Eric Schmidt, whose internet price is hovering round $45 billion, is aware of what it takes to climb the company ladder in Silicon Valley, having spent a decade as CEO of Google. But the key to his success will not be racking up limitless hours within the workplace.
As an alternative, Schmidt credit a deceptively easy behavior, one he calls a game-changer for anybody looking for significant productiveness positive factors: Put aside just a few undisturbed hours every weekend for reflection, and seize a pen and paper. No screens allowed.
This strategy, which Schmidt revealed throughout a latest interview on The Gstaad Man Podcast hosted by Gustaf Lundberg Toresson, traces again to his mentorship by the late nice Invoice Campbell, legendary coach to tech’s most influential leaders.
“You work really hard during the week, as hard as you can—you know, 12 hours, 14 hour days, whatever—and on the weekends, when you’re at home or with your family or whatever, carve out a few hours to think,” Schmidt stated on the podcast. “Turn off the phone. You’re not texting. You’re not looking at Instagram and so forth. And think and write down your assessment of what you did last week, and then what you need to do next week to address the things you forgot to do last week.”
He insists this straightforward observe will be transformative as a result of it helps you observe specializing in accountability. “It’s a good trick because it forces you to take charge of your next week. Like, ‘Oh, I forgot that I have a sales problem over there,’ or ‘I forgot I was supposed to call this person,’ ‘Oh, I didn’t have this proposal and I had this idea but I didn’t get to it.’ And that usually works pretty well,” he stated.
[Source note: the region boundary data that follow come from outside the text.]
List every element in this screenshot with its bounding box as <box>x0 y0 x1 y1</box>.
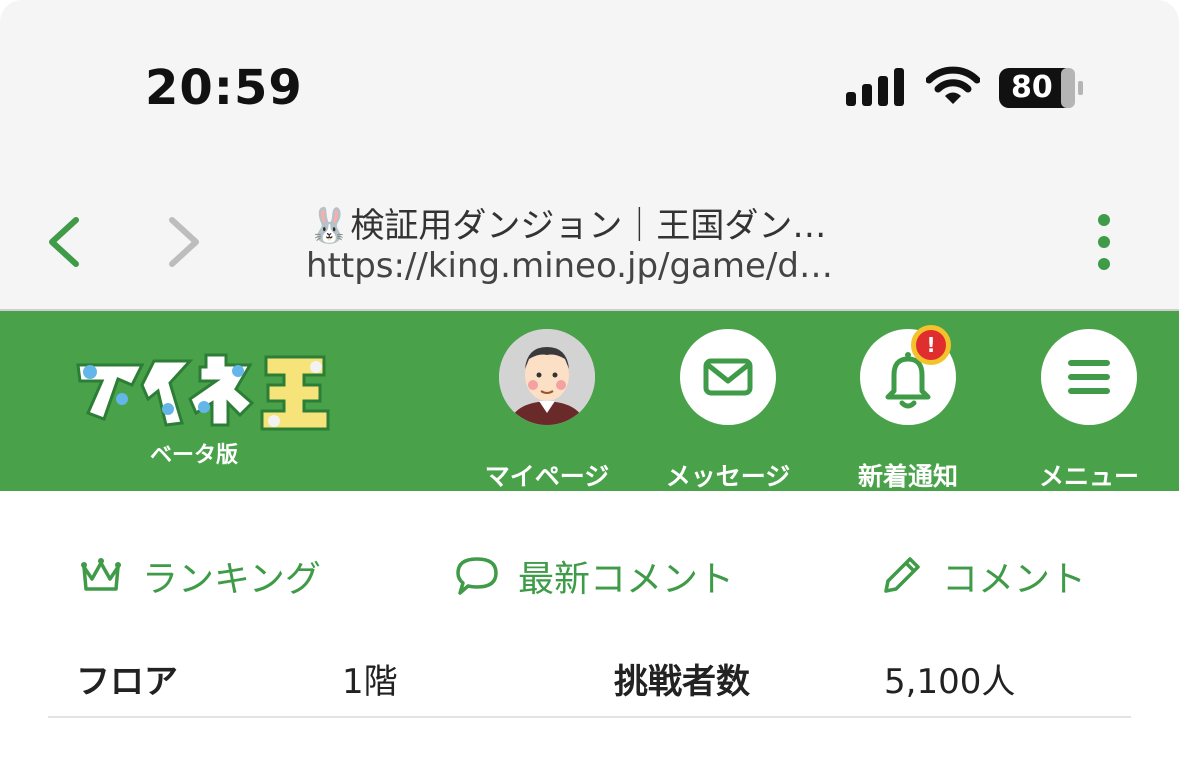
floor-label: フロア <box>76 662 178 702</box>
tab-ranking[interactable]: ランキング <box>78 550 321 602</box>
battery-level: 80 <box>1011 70 1053 105</box>
signal-icon <box>846 68 904 106</box>
message-label: メッセージ <box>665 462 791 491</box>
battery-icon: 80 <box>999 68 1083 108</box>
message-circle <box>680 329 776 425</box>
menu-button[interactable]: メニュー <box>1024 329 1154 491</box>
page-title[interactable]: 🐰検証用ダンジョン｜王国ダン… <box>308 198 888 247</box>
message-button[interactable]: メッセージ <box>663 329 793 491</box>
site-logo[interactable] <box>70 339 332 435</box>
menu-icon <box>1068 360 1110 394</box>
menu-circle <box>1041 329 1137 425</box>
url-bar[interactable]: https://king.mineo.jp/game/d… <box>306 246 886 286</box>
crown-icon <box>81 558 121 591</box>
mypage-label: マイページ <box>484 462 610 491</box>
challengers-value: 5,100人 <box>884 662 1016 702</box>
tab-comment-label: コメント <box>942 559 1087 600</box>
tab-latest-comments[interactable]: 最新コメント <box>454 550 734 602</box>
tab-ranking-label: ランキング <box>142 559 321 600</box>
back-icon[interactable] <box>38 210 90 274</box>
beta-label: ベータ版 <box>150 443 239 468</box>
mypage-button[interactable]: マイページ <box>482 329 612 491</box>
avatar[interactable] <box>499 329 595 425</box>
more-icon[interactable] <box>1086 210 1122 274</box>
challengers-label: 挑戦者数 <box>614 662 750 702</box>
status-time: 20:59 <box>145 60 303 116</box>
pencil-icon <box>884 557 920 593</box>
info-divider <box>48 716 1131 718</box>
floor-value: 1階 <box>342 662 398 702</box>
speech-bubble-icon <box>456 557 498 595</box>
forward-icon[interactable] <box>158 210 210 274</box>
tab-comment[interactable]: コメント <box>878 550 1086 602</box>
menu-label: メニュー <box>1038 462 1139 491</box>
tab-latest-comments-label: 最新コメント <box>518 559 735 600</box>
notification-badge: ! <box>911 325 951 365</box>
site-header: ベータ版 マイページ メッセージ ! 新着通知 メニュー <box>0 311 1179 491</box>
notifications-button[interactable]: ! 新着通知 <box>843 325 973 491</box>
mail-icon <box>703 358 753 396</box>
notifications-label: 新着通知 <box>857 462 958 491</box>
wifi-icon <box>926 66 980 104</box>
browser-chrome: 20:59 80 🐰検証用ダンジョン｜王国ダン… https://king.mi… <box>0 0 1179 310</box>
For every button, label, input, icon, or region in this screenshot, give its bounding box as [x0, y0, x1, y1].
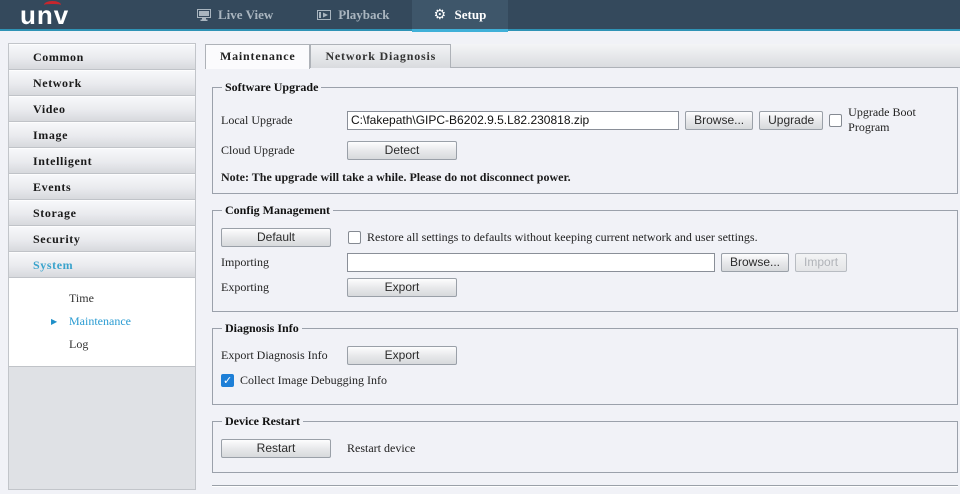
sidebar-item-image[interactable]: Image — [9, 122, 195, 148]
sidebar-item-system[interactable]: System — [9, 252, 195, 278]
local-upgrade-label: Local Upgrade — [221, 113, 347, 128]
sidebar-item-network[interactable]: Network — [9, 70, 195, 96]
browse-local-button[interactable]: Browse... — [685, 111, 753, 130]
sidebar-item-events[interactable]: Events — [9, 174, 195, 200]
submenu-item-maintenance[interactable]: ▶ Maintenance — [9, 310, 195, 333]
exporting-label: Exporting — [221, 280, 347, 295]
nav-setup-label: Setup — [455, 7, 487, 23]
playback-icon — [317, 9, 331, 21]
settings-sidebar: Common Network Video Image Intelligent E… — [8, 43, 196, 490]
tab-network-diagnosis[interactable]: Network Diagnosis — [310, 44, 451, 68]
unv-logo: unv — [20, 2, 90, 28]
restart-button[interactable]: Restart — [221, 439, 331, 458]
importing-input[interactable] — [347, 253, 715, 272]
submenu-item-maintenance-label: Maintenance — [69, 314, 131, 328]
main-nav: Live View Playback ⚙ Setup — [175, 0, 508, 30]
collect-image-debugging-label: Collect Image Debugging Info — [240, 373, 387, 388]
default-button[interactable]: Default — [221, 228, 331, 247]
nav-setup[interactable]: ⚙ Setup — [412, 0, 509, 30]
submenu-item-log[interactable]: Log — [9, 333, 195, 356]
diagnosis-info-section: Diagnosis Info Export Diagnosis Info Exp… — [212, 321, 958, 405]
restore-settings-label: Restore all settings to defaults without… — [367, 230, 758, 245]
footer-divider — [212, 485, 958, 487]
export-diagnosis-label: Export Diagnosis Info — [221, 348, 347, 363]
sidebar-item-intelligent[interactable]: Intelligent — [9, 148, 195, 174]
importing-label: Importing — [221, 255, 347, 270]
upgrade-boot-program-label: Upgrade Boot Program — [848, 105, 949, 135]
device-restart-legend: Device Restart — [222, 414, 303, 429]
main-panel: Maintenance Network Diagnosis Software U… — [205, 44, 960, 494]
logo-red-arc-icon — [44, 1, 61, 9]
import-button[interactable]: Import — [795, 253, 847, 272]
nav-playback-label: Playback — [338, 7, 389, 23]
sidebar-item-security[interactable]: Security — [9, 226, 195, 252]
browse-import-button[interactable]: Browse... — [721, 253, 789, 272]
cloud-upgrade-label: Cloud Upgrade — [221, 143, 347, 158]
collect-image-debugging-checkbox[interactable] — [221, 374, 234, 387]
restore-settings-checkbox[interactable] — [348, 231, 361, 244]
software-upgrade-section: Software Upgrade Local Upgrade Browse...… — [212, 80, 958, 194]
export-config-button[interactable]: Export — [347, 278, 457, 297]
nav-playback[interactable]: Playback — [295, 0, 411, 30]
sidebar-item-common[interactable]: Common — [9, 44, 195, 70]
active-arrow-icon: ▶ — [51, 310, 57, 333]
system-submenu: Time ▶ Maintenance Log — [9, 278, 195, 367]
gear-icon: ⚙ — [434, 9, 448, 21]
top-header: unv Live View Playback ⚙ Setup — [0, 0, 960, 31]
nav-live-view-label: Live View — [218, 7, 273, 23]
sidebar-item-video[interactable]: Video — [9, 96, 195, 122]
diagnosis-info-legend: Diagnosis Info — [222, 321, 302, 336]
submenu-item-time[interactable]: Time — [9, 287, 195, 310]
config-management-legend: Config Management — [222, 203, 333, 218]
content-tabstrip: Maintenance Network Diagnosis — [205, 44, 960, 68]
restart-device-hint: Restart device — [347, 441, 415, 456]
upgrade-button[interactable]: Upgrade — [759, 111, 823, 130]
device-restart-section: Device Restart Restart Restart device — [212, 414, 958, 473]
software-upgrade-legend: Software Upgrade — [222, 80, 321, 95]
local-upgrade-input[interactable] — [347, 111, 679, 130]
nav-live-view[interactable]: Live View — [175, 0, 295, 30]
detect-button[interactable]: Detect — [347, 141, 457, 160]
upgrade-boot-program-checkbox[interactable] — [829, 114, 842, 127]
upgrade-note: Note: The upgrade will take a while. Ple… — [221, 170, 949, 185]
sidebar-item-storage[interactable]: Storage — [9, 200, 195, 226]
tab-maintenance[interactable]: Maintenance — [205, 44, 310, 69]
maintenance-content: Software Upgrade Local Upgrade Browse...… — [205, 68, 960, 494]
config-management-section: Config Management Default Restore all se… — [212, 203, 958, 312]
export-diagnosis-button[interactable]: Export — [347, 346, 457, 365]
monitor-icon — [197, 9, 211, 21]
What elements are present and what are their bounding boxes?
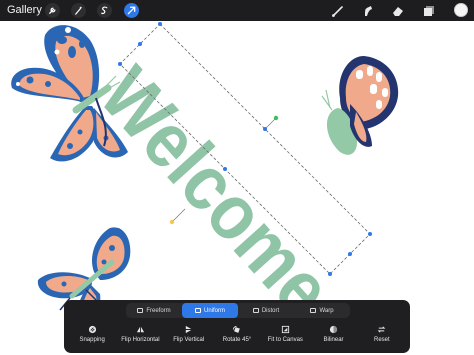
flip-horizontal-icon xyxy=(136,326,145,333)
transform-handle[interactable] xyxy=(328,272,332,276)
wrench-icon[interactable] xyxy=(45,3,60,18)
snapping-icon xyxy=(88,325,96,334)
welcome-text[interactable]: Welcome xyxy=(83,50,349,332)
layers-icon[interactable] xyxy=(421,3,436,18)
transform-handle[interactable] xyxy=(118,62,122,66)
transform-handle[interactable] xyxy=(138,42,142,46)
selection-icon[interactable] xyxy=(97,3,112,18)
smudge-icon[interactable] xyxy=(360,3,375,18)
mode-uniform[interactable]: Uniform xyxy=(182,303,238,318)
brush-icon[interactable] xyxy=(330,3,345,18)
pivot-handle[interactable] xyxy=(169,219,175,225)
butterfly-right xyxy=(321,56,399,155)
transform-handle[interactable] xyxy=(223,167,227,171)
uniform-icon xyxy=(194,308,201,313)
bilinear-icon xyxy=(329,325,338,334)
transform-tools: Snapping Flip Horizontal Flip Vertical R… xyxy=(68,325,406,349)
color-picker-button[interactable] xyxy=(454,3,468,17)
gallery-button[interactable]: Gallery xyxy=(7,4,42,16)
rotate-45-button[interactable]: Rotate 45° xyxy=(213,325,261,349)
fit-canvas-icon xyxy=(281,325,289,334)
transform-arrow-icon[interactable] xyxy=(124,3,139,18)
flip-vertical-button[interactable]: Flip Vertical xyxy=(165,325,213,349)
flip-horizontal-button[interactable]: Flip Horizontal xyxy=(116,325,164,349)
transform-panel: Freeform Uniform Distort Warp Snapping F… xyxy=(64,300,410,353)
fit-to-canvas-button[interactable]: Fit to Canvas xyxy=(261,325,309,349)
transform-handle[interactable] xyxy=(348,252,352,256)
rotation-handle[interactable] xyxy=(273,115,279,121)
reset-button[interactable]: Reset xyxy=(358,325,406,349)
mode-warp[interactable]: Warp xyxy=(294,303,350,318)
distort-icon xyxy=(252,308,259,313)
freeform-icon xyxy=(137,308,144,313)
warp-icon xyxy=(310,308,317,313)
transform-handle[interactable] xyxy=(368,232,372,236)
rotate-icon xyxy=(233,325,241,333)
eraser-icon[interactable] xyxy=(390,3,405,18)
transform-handle[interactable] xyxy=(158,22,162,26)
mode-freeform[interactable]: Freeform xyxy=(126,303,182,318)
flip-vertical-icon xyxy=(186,325,192,334)
top-toolbar: Gallery xyxy=(0,0,474,21)
magic-wand-icon[interactable] xyxy=(71,3,86,18)
mode-distort[interactable]: Distort xyxy=(238,303,294,318)
bilinear-button[interactable]: Bilinear xyxy=(309,325,357,349)
transform-mode-selector: Freeform Uniform Distort Warp xyxy=(126,303,350,318)
snapping-button[interactable]: Snapping xyxy=(68,325,116,349)
reset-icon xyxy=(377,326,386,333)
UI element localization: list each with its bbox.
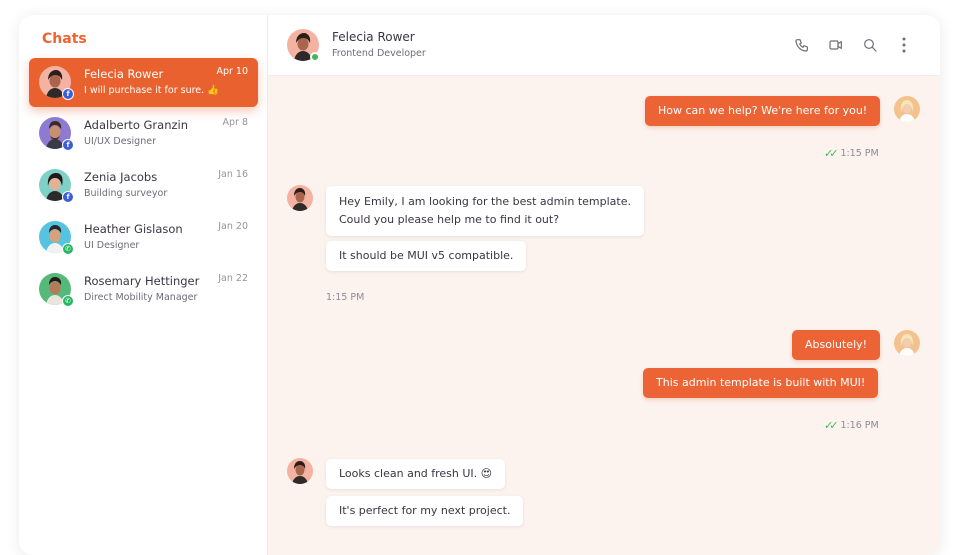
chat-item-date: Apr 10 [216, 66, 248, 77]
chat-item-date: Jan 16 [218, 169, 248, 180]
phone-icon[interactable] [793, 36, 811, 54]
conversation-header: Felecia Rower Frontend Developer [268, 15, 940, 76]
chat-item-zenia-jacobs[interactable]: f Zenia Jacobs Building surveyor Jan 16 [29, 161, 258, 213]
timestamp-text: 1:16 PM [840, 420, 879, 431]
chat-item-name: Zenia Jacobs [84, 170, 158, 184]
message-bubble-incoming: Hey Emily, I am looking for the best adm… [326, 186, 644, 236]
message-bubble-outgoing: This admin template is built with MUI! [643, 368, 879, 398]
avatar: ✆ [39, 221, 74, 255]
chat-item-date: Jan 22 [218, 273, 248, 284]
header-actions [793, 36, 913, 54]
chat-item-subtitle: Building surveyor [84, 188, 168, 199]
chat-item-felecia-rower[interactable]: f Felecia Rower I will purchase it for s… [29, 58, 258, 107]
chat-app-window: Chats f Felecia Rower I will purchase it… [19, 15, 940, 555]
contact-avatar[interactable] [287, 29, 320, 62]
avatar [894, 330, 920, 356]
avatar [894, 96, 920, 122]
avatar: f [39, 117, 74, 151]
message-bubble-incoming: It should be MUI v5 compatible. [326, 241, 527, 271]
avatar [287, 185, 313, 211]
whatsapp-icon: ✆ [62, 243, 74, 255]
chat-item-subtitle: UI Designer [84, 240, 140, 251]
message-timestamp: ✓✓ 1:16 PM [824, 419, 879, 432]
message-timestamp: ✓✓ 1:15 PM [824, 147, 879, 160]
video-icon[interactable] [827, 36, 845, 54]
sidebar-title: Chats [42, 31, 87, 47]
chat-item-last-message: I will purchase it for sure. 👍 [84, 85, 220, 96]
chat-list: f Felecia Rower I will purchase it for s… [29, 58, 258, 317]
chat-item-subtitle: Direct Mobility Manager [84, 292, 198, 303]
timestamp-text: 1:15 PM [840, 148, 879, 159]
chat-item-date: Apr 8 [222, 117, 249, 128]
chat-item-rosemary-hettinger[interactable]: ✆ Rosemary Hettinger Direct Mobility Man… [29, 265, 258, 317]
message-bubble-outgoing: How can we help? We're here for you! [645, 96, 881, 126]
double-check-icon: ✓✓ [824, 419, 839, 432]
contact-role: Frontend Developer [332, 48, 426, 59]
message-bubble-incoming: Looks clean and fresh UI. 😍 [326, 459, 506, 489]
chat-item-subtitle: UI/UX Designer [84, 136, 156, 147]
message-bubble-outgoing: Absolutely! [792, 330, 881, 360]
avatar: ✆ [39, 273, 74, 307]
message-bubble-incoming: It's perfect for my next project. [326, 496, 524, 526]
chat-item-adalberto-granzin[interactable]: f Adalberto Granzin UI/UX Designer Apr 8 [29, 109, 258, 161]
avatar [287, 458, 313, 484]
online-status-dot [310, 52, 320, 62]
search-icon[interactable] [861, 36, 879, 54]
message-line: Could you please help me to find it out? [339, 213, 560, 226]
facebook-icon: f [62, 139, 74, 151]
conversation-panel: Felecia Rower Frontend Developer How can [268, 15, 940, 555]
more-vertical-icon[interactable] [895, 36, 913, 54]
chat-item-name: Adalberto Granzin [84, 118, 189, 132]
message-timestamp: 1:15 PM [326, 292, 365, 303]
message-line: Hey Emily, I am looking for the best adm… [339, 195, 631, 208]
chat-sidebar: Chats f Felecia Rower I will purchase it… [19, 15, 268, 555]
chat-item-name: Heather Gislason [84, 222, 183, 236]
double-check-icon: ✓✓ [824, 147, 839, 160]
facebook-icon: f [62, 191, 74, 203]
message-thread: How can we help? We're here for you! ✓✓ … [268, 76, 940, 555]
avatar: f [39, 66, 74, 100]
chat-item-heather-gislason[interactable]: ✆ Heather Gislason UI Designer Jan 20 [29, 213, 258, 265]
whatsapp-icon: ✆ [62, 295, 74, 307]
facebook-icon: f [62, 88, 74, 100]
chat-item-name: Felecia Rower [84, 67, 164, 81]
chat-item-date: Jan 20 [218, 221, 248, 232]
contact-name: Felecia Rower [332, 30, 415, 44]
chat-item-name: Rosemary Hettinger [84, 274, 200, 288]
avatar: f [39, 169, 74, 203]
This observe isn’t about squeezing extra duties into the weekend. It’s about utilizing downtime to recalibrate. Schmidt stated he finally discovered his optimum workweek to be about 63 hours—not the 80-plus-hour marathons of his youthful years—which simply goes to indicate that extra time on the desk doesn’t at all times result in higher outcomes. “You hit declining marginal productivity,” he stated on the podcast, including that an excessive amount of “slaving away” can truly erode outcomes.
He additionally makes clear that reflection isn’t just for CEOs or entrepreneurs. Anybody, from engineers to junior employees, can profit, particularly in a world saturated with digital noise and the ever-present threat of distraction. In an period the place “attention has become a form of currency,” he stated, the necessity to carve out considerate time whereas unplugged from our cavalcade of digital distractions has by no means been better.
In accordance with Schmidt, adopting this weekend behavior might help you catch small issues earlier than they develop into massive ones, and allow you to keep centered on essential issues. As Schmidt notes, “writing things down equals clarity”—and that readability is what retains the world’s strongest leaders not simply busy, however efficient.
You’ll be able to watch the complete Gstaad Man episode that includes Eric Schmidt beneath:
For this story, Fortune used generative AI to assist with an preliminary draft. An editor verified the accuracy of the knowledge earlier than publishing.